Deploy to OpenShift/Kubernetes with a single command:

reflowfy deploy

🧠 Core Concepts

Reflowfy uses a class-based architecture for pipelines, allowing for dynamic configuration and modular design.

1. Create Custom Transformations

Transformations are reusable units of logic that process batches of records. To create one, subclass BaseTransformation:

from reflowfy import BaseTransformation

class XmlToJson(BaseTransformation):
    name = "xml_to_json"  # Unique identifier
    
    def apply(self, records, context):
        """
        Process a batch of records.
        Records are passed as a list of dictionaries (or source-specific format).
        Return the modified list.
        """
        return [self._parse_xml(r) for r in records]

    def _parse_xml(self, record):
        # ... logic ...
        return record

2. Build a Pipeline

Pipelines connect sources, transformations, and destinations.
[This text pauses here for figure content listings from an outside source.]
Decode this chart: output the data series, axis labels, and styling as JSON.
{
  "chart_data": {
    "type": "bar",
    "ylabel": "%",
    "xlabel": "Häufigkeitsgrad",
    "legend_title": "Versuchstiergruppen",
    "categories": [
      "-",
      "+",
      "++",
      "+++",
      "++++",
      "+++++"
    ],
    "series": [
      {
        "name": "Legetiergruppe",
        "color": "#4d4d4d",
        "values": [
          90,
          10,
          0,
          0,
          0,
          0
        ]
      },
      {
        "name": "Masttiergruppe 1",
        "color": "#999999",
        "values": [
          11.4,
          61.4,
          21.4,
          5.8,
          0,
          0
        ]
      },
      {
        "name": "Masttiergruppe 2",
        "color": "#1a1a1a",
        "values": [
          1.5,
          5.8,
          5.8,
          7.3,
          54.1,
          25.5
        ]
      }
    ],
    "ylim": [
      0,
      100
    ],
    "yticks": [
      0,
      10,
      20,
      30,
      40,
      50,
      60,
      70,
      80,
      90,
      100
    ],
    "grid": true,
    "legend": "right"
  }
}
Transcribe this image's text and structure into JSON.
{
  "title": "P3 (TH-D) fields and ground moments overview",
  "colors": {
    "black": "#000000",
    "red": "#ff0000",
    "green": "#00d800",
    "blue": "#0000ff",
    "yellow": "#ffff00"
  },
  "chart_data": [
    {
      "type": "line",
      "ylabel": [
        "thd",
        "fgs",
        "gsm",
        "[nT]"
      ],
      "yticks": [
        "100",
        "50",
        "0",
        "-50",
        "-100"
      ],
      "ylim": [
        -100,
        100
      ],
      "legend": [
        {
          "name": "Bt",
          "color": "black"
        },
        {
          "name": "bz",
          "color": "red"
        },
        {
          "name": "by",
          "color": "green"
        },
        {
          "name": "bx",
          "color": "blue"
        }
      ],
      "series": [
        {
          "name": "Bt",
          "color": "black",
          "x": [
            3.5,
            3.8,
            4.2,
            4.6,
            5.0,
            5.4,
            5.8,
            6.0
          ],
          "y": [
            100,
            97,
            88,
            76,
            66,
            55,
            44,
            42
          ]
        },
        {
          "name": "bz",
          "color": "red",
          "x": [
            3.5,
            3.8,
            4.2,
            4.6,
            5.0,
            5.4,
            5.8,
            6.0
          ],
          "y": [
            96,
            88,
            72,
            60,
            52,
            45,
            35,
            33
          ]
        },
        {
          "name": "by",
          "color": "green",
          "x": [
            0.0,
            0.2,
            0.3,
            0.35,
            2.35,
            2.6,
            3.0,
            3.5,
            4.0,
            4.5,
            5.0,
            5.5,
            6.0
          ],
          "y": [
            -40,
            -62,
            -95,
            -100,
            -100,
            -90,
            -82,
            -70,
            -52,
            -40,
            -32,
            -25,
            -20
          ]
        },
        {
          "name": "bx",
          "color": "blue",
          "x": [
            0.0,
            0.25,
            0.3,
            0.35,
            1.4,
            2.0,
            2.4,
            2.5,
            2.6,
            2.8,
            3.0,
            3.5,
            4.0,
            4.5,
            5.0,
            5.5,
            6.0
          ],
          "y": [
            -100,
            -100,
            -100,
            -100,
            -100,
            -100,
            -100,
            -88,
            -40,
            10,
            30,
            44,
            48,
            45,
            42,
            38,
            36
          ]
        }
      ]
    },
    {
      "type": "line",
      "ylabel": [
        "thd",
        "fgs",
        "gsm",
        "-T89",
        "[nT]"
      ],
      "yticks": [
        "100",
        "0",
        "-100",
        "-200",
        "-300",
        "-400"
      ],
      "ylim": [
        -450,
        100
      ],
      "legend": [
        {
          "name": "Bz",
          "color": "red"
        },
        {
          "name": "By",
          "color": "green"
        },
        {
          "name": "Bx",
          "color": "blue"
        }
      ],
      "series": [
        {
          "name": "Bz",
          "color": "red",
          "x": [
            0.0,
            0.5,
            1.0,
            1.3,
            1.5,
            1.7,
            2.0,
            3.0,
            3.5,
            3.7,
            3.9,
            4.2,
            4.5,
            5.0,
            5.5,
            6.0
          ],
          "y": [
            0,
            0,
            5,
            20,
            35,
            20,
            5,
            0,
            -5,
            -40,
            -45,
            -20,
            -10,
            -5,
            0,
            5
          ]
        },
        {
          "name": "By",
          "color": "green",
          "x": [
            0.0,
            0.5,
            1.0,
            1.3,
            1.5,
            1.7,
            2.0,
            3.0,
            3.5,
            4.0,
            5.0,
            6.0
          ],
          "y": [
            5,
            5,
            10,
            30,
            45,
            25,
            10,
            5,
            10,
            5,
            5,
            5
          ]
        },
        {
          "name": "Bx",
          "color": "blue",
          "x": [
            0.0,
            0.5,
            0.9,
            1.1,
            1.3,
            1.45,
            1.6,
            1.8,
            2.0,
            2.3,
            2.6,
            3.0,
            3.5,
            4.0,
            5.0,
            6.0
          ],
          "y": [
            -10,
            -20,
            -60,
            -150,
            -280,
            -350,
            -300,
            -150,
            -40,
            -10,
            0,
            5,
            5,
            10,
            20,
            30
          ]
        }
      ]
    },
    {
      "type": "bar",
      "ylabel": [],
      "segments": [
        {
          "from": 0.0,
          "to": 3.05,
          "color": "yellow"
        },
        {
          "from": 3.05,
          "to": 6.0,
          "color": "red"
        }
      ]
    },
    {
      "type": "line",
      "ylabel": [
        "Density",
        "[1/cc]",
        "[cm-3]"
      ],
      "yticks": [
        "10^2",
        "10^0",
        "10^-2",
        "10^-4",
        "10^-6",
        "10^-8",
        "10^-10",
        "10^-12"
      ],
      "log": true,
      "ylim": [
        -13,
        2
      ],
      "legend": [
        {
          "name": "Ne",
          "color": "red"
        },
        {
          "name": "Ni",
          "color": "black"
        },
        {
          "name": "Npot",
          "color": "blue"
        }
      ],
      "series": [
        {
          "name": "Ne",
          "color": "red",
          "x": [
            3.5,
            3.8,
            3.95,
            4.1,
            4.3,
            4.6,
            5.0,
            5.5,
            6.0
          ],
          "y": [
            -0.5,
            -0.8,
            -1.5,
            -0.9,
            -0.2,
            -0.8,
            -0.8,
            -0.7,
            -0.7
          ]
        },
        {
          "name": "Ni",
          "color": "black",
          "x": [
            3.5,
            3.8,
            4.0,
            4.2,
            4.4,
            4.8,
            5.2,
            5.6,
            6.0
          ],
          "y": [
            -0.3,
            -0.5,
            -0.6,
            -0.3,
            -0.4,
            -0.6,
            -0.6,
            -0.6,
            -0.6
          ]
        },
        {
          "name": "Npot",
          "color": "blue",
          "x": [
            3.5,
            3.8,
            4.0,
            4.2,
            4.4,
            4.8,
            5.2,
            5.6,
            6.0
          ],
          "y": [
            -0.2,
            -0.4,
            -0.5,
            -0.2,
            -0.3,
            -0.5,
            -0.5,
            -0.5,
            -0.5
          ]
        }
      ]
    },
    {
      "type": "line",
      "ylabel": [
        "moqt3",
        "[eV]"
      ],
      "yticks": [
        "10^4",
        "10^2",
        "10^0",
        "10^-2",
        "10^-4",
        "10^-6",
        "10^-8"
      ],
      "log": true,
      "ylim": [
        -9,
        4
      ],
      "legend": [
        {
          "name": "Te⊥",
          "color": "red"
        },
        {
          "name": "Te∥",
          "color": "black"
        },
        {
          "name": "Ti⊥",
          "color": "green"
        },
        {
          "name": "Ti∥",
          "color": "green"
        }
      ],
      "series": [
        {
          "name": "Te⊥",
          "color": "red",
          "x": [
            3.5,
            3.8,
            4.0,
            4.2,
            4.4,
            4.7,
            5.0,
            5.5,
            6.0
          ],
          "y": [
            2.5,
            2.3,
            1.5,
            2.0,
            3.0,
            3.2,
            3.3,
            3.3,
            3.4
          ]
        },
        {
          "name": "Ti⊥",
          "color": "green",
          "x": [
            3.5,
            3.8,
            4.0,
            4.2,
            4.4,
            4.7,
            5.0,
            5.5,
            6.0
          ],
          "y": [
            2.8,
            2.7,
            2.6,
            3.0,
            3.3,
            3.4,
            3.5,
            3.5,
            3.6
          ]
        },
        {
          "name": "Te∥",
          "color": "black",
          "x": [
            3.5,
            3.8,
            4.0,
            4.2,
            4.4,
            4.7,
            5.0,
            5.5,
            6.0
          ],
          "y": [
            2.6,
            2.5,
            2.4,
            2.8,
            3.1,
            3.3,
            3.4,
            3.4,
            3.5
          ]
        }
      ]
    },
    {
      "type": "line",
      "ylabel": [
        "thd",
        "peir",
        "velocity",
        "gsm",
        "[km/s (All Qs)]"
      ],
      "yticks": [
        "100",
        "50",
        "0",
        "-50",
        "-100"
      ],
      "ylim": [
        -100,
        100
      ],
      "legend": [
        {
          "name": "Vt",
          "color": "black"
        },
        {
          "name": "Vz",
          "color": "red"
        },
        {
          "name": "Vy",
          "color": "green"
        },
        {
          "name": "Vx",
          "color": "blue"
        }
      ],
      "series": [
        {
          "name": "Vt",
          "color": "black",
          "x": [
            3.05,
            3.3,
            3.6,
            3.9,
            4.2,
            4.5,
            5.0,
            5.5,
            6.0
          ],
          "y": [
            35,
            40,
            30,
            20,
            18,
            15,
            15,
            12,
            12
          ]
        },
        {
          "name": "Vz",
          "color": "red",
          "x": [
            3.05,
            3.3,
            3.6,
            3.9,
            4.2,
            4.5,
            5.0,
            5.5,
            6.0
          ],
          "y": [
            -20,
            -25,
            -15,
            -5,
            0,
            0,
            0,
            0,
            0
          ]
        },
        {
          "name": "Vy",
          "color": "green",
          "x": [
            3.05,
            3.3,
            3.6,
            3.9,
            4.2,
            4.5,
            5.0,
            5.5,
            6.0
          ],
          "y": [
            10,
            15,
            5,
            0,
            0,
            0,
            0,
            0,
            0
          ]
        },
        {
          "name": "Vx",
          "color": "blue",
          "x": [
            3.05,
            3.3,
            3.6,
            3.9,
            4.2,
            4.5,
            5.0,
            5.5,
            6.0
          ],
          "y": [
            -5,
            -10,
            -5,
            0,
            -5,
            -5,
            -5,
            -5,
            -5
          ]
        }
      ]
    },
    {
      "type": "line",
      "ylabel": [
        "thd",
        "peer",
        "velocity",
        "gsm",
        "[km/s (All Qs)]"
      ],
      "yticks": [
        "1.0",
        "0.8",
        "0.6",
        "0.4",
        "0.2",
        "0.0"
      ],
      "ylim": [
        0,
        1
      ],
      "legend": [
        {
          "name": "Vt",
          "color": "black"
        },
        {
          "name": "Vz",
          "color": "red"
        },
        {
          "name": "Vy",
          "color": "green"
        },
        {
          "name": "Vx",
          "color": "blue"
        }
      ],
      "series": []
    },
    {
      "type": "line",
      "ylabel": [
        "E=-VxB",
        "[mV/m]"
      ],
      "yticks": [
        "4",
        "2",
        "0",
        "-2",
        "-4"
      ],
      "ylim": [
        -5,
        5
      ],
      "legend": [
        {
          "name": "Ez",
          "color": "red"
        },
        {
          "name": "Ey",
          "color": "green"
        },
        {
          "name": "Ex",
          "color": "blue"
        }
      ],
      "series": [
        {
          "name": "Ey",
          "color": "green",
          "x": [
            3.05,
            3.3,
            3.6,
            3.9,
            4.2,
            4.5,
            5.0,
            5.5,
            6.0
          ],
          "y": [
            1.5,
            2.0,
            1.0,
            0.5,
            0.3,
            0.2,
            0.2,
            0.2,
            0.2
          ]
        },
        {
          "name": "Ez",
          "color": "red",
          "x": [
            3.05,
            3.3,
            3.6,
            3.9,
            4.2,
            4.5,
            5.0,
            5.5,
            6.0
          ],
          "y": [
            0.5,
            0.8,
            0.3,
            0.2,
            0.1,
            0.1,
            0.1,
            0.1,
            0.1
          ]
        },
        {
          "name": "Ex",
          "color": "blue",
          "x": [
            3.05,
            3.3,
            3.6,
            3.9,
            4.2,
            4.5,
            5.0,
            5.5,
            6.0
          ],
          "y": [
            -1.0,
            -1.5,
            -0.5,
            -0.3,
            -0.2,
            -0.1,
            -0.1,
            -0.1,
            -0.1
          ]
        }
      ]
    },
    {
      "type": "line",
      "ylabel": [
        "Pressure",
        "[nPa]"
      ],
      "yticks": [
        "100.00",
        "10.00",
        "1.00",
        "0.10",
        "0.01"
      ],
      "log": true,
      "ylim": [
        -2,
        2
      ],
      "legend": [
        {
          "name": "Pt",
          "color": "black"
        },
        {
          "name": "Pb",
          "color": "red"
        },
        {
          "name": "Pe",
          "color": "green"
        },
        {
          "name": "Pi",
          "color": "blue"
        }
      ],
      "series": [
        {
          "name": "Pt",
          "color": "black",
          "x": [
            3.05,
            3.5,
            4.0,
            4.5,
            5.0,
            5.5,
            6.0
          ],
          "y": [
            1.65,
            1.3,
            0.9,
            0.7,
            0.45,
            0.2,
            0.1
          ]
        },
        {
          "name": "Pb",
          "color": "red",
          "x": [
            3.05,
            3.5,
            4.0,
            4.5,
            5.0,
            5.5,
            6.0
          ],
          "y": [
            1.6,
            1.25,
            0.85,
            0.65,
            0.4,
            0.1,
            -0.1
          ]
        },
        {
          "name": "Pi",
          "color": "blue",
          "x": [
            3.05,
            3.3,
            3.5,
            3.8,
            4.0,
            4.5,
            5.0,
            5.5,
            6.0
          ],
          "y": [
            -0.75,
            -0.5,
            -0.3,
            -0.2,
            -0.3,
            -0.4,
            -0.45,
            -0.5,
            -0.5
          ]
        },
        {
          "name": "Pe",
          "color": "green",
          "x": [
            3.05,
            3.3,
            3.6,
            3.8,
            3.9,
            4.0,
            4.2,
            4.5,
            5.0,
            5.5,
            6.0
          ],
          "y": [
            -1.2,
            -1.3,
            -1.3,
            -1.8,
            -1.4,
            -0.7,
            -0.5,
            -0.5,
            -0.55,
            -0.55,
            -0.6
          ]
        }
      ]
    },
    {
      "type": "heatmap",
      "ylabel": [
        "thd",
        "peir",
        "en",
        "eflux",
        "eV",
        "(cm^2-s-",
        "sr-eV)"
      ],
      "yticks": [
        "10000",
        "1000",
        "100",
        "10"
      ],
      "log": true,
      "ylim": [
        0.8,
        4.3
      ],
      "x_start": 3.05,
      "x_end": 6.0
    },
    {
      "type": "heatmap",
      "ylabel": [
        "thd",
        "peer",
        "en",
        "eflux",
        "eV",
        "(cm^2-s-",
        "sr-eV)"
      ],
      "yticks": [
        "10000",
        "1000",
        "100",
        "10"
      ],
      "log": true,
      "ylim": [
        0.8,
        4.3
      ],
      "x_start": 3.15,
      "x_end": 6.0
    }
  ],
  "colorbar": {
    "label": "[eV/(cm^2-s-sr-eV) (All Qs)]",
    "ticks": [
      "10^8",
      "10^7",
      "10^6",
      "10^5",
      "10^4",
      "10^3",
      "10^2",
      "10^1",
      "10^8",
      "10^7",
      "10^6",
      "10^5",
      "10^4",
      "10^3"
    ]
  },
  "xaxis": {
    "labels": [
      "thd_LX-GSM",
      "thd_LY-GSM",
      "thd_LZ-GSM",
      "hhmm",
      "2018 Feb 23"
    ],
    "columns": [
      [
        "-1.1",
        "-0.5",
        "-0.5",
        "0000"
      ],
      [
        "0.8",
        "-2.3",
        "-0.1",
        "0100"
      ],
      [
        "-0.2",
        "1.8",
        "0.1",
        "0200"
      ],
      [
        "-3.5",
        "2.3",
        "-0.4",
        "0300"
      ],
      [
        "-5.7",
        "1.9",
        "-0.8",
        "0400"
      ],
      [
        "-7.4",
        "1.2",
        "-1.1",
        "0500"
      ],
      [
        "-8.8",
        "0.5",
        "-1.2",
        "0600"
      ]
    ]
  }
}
Subclass AbstractPipeline to define your logic:

from reflowfy import AbstractPipeline, pipeline_registry
from reflowfy import elastic_source, kafka_destination
from .transformations import XmlToJson

class ElasticXmlPipeline(AbstractPipeline):
    name = "elastic_xml_pipeline"
    rate_limit = {"jobs_per_second": 50}

    def define_source(self, params):
        """
        Define source based on runtime parameters.
        Parameters allow you to change behavior at runtime (e.g., time ranges).
        """
        return elastic_source(
            url="http://elasticsearch:9200",
            index="logs-*",
            base_query={
                "query": {
                    "range": {
                        "@timestamp": {
                            "gte": "{{ start_time }}",  # Jinja template support
                            "lte": "{{ end_time }}"
                        }
                    }
                }
            }
        )

    def define_transformations(self, params):
        """List of transformations to apply in order."""
        return [XmlToJson()]

    def define_destination(self, params):
        """Define where data should go."""
        return kafka_destination(
            bootstrap_servers="kafka:9092",
            topic="processed-logs"
        )

# Register the pipeline so the worker and API can find it
pipeline_registry.register(ElasticXmlPipeline())

3. Run Pipeline

You can run your pipeline locally or in production via the API:

# Production Execution (Async via Kafka)
curl -X POST http://localhost:8001/run \
  -H "Content-Type: application/json" \
  -d '{
    "pipeline_name": "elastic_xml_pipeline",
    "runtime_params": {
      "start_time": "2024-01-01",
      "end_time": "2024-01-02"
    }
  }'

# Dry Run (Preview without side effects)
curl -X POST http://localhost:8001/run ... -d '{..., "dry_run": true}'

📦 Installation

# Using pip
pip install -e .

# Using Docker
docker build -f Dockerfile.api -t reflowfy-api .
docker build -f Dockerfile.worker -t reflowfy-worker .

🔌 Built-in Connectors

Sources

  • Elasticsearch: Scroll-based pagination with runtime parameters
  • SQL: ID range and offset-based splitting (Postgres, MySQL, etc.)
  • HTTP API: Offset/cursor pagination with authentication

Destinations

  • Kafka: Batching, compression, health checks
  • HTTP: Webhooks with retry logic

⚙️ Configuration

Environment Variables

API:

API_HOST=0.0.0.0
API_PORT=8000
KAFKA_BOOTSTRAP_SERVERS=kafka:9092
KAFKA_TOPIC=reflow.jobs

Worker:

KAFKA_BOOTSTRAP_SERVERS=kafka:9092
KAFKA_TOPIC=reflow.jobs
KAFKA_GROUP_ID=reflowfy-workers
Mode Endpoint Use Case Kafka Workers
Distributed POST /run Production execution
Dry Run POST /run (dry_run=true) Preview/Testing

🐳 Kubernetes Deployment

Reflowfy streamlines deployment to Kubernetes/OpenShift using the CLI and Helm.

Deployment Concept

The deployment process uses your local configuration to configure the cluster.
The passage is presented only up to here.